Als Burkhard Graf Beissel Schloss Guteneck übernahm, war er noch Vermögensverwalter in Düsseldorf, zuvor hatte er dort und in Frankfurt am Main als Leiter eines Börsenhandelbüros gearbeitet. Als seine Eltern im Jahr 2001 durch einen Verkehrsunfall ums Leben kamen, stand für ihn fest: Er zieht mit seiner Frau, den beiden Töchtern und dem Sohn in die Oberpfalz, wo er einen Teil seiner Kindheit und Jugend verbracht hatte. „Ich war neun Jahre alt, als wir hierherkamen.“ Sein Vater Albrecht hatte Guteneck gekauft, um den verloren gegangenen Besitz im rheinländischen Boisdorf zu ersetzen. Das dortige Wasserschloss der Familie fiel in den 1960er Jahren dem Braunkohleabbau zum Opfer. Die Eltern bewirtschafteten Guteneck noch klassisch: Land- und Forstwirtschaft und die zum Gut gehörende Brauerei. Doch einen Teil ihrer Privatsphäre waren auch sie schon bereit gewesen, zu opfern: Sie richteten im Schloss Ferienwohnungen ein.

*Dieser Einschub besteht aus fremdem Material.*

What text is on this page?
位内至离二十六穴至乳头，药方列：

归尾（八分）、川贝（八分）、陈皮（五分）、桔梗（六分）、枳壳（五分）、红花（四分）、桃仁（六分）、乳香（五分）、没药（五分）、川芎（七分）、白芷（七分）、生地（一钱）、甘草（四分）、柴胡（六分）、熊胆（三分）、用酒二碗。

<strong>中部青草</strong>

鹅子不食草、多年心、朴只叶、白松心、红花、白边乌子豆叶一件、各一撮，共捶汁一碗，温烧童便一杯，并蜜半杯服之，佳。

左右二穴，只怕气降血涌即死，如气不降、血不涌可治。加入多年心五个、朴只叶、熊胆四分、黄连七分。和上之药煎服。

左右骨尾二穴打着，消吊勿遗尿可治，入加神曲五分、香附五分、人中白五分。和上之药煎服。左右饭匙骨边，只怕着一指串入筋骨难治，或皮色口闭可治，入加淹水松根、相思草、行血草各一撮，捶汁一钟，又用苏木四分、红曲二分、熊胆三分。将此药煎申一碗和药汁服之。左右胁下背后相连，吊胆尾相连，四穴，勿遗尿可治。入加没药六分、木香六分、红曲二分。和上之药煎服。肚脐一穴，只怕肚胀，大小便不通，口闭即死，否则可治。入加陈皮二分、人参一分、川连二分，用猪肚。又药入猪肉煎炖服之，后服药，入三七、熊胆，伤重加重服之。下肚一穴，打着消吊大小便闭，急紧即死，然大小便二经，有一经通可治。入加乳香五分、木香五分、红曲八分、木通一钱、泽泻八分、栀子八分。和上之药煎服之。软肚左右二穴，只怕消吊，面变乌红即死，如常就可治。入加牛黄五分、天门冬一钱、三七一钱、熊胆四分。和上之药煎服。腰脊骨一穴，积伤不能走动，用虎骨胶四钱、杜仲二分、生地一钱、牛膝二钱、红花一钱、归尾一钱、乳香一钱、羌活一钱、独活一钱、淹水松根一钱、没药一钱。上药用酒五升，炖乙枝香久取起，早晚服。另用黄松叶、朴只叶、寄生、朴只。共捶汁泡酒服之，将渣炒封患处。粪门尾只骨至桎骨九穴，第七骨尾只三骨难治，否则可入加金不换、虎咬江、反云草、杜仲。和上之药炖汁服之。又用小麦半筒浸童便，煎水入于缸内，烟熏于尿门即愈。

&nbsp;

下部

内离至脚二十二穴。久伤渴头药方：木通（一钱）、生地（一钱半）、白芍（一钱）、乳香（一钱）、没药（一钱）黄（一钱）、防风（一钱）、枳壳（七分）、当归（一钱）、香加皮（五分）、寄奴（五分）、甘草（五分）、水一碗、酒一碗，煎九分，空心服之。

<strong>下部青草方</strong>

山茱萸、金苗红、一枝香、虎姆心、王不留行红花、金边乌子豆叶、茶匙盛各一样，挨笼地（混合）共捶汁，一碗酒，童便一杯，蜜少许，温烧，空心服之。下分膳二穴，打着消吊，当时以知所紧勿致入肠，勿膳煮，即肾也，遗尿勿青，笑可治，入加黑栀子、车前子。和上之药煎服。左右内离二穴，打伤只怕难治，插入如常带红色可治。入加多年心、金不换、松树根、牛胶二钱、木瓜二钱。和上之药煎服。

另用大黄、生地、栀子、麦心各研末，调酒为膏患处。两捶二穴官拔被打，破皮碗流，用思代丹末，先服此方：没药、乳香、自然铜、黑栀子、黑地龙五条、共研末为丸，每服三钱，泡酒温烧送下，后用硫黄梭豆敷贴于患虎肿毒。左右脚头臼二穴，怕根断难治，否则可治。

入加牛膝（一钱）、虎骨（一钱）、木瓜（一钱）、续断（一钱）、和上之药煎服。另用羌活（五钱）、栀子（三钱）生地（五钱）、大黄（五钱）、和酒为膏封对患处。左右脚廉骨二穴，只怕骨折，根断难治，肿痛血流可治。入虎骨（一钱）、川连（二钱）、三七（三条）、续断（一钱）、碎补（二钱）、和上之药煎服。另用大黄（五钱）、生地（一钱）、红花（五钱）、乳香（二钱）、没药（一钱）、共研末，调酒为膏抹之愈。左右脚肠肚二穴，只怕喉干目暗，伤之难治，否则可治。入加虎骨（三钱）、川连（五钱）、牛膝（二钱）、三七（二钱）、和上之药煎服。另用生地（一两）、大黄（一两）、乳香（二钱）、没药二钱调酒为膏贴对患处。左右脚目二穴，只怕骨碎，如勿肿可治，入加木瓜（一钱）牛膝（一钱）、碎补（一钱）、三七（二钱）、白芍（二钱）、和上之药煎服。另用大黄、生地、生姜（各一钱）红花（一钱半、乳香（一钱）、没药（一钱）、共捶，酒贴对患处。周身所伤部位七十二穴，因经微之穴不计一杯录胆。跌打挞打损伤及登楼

Guteneck.Inzwischen bietet der Schlossherr Übernachtungen mit Frühstück oder Vollpension für 23 Personen an. In der einstigen Brauerei veranstaltet er Ritteressen und nutzt das Dach für eine Photovoltaikanlage, in der Gutsscheune, wo einst Rinder und später landwirtschaftliche Maschinen untergebracht waren, hat er Platz geschaffen für mehrere hundert Menschen, die hier zu Hochzeiten oder Betriebsfeiern zusammen kommen. Vor allem das Geschäft mit den Hochzeiten boomt: Waren es 2008 nur acht Brautpaare die das besondere Ambiente für ihre Feier auswählten, sind es heuer bereits 22. „Das ist der Oberhammer, dass es so gut läuft“, sagt Burkhard Graf Beissel von Gymnich. „Hier habe ich ganz unten angefangen. Das alles aufzubauen geht nur, wenn man ein ausgesprochenes Traditionsbewusstsein hat und große Dankbarkeit den Eltern gegenüber.“

Premiere für die Freilichtbühne

Doch dabei will es Graf Beissel nicht belassen. Auch den Vorbesitzern auf Guteneck zollt er Tribut und lässt heuer erstmals auf einer Freilichtbühne mittelalterliche Stimmung aufkommen. Das Stück „Des Teufels Buhlschaft“, in dem es um das Thema Inquisition geht, soll vergangene Zeiten wieder lebendig werden lassen. Auch ein Kindertheater plant der Graf. „Ich habe festgestellt, wenn sich Kinder und Frauen wohl fühlen, dann läuft das Ganze.“

Daneben will der Graf in den kommenden Jahren Teile seiner Messgewandsammlung der Öffentlichkeit zugänglich machen und vermehrt Seminare nach Guteneck holen. „Das Schloss ist ein unheimlicher Bringer für die Region“, sagt er. Und wo findet er in seinem Anwesen einmal Zeit, um sich von den Strapazen der Veranstaltungsorganisation zu erholen? „Einen Lieblingsort hier in seinem Schloss habe ich eigentlich gar nicht“, sagt er. Manchmal aber steht er am Rande des Plateaus hinter der Gutsscheune und lässt seinen Blick schweifen über die Wälder, die Maisfelder, die Weiher. Er betrachtet die sanfte hügelige Landschaft und beobachtet die schnatternden Gänse. „Die Oberpfalz ist so schön“, sagt er. Um hier leben und das Vermächtnis seiner Eltern in Ehren zu halten, nimmt er die viele Arbeit auf Schloss Guteneck gerne auf sich; das Schloss, das für ihn eine „Plattform für Gutes“ ist.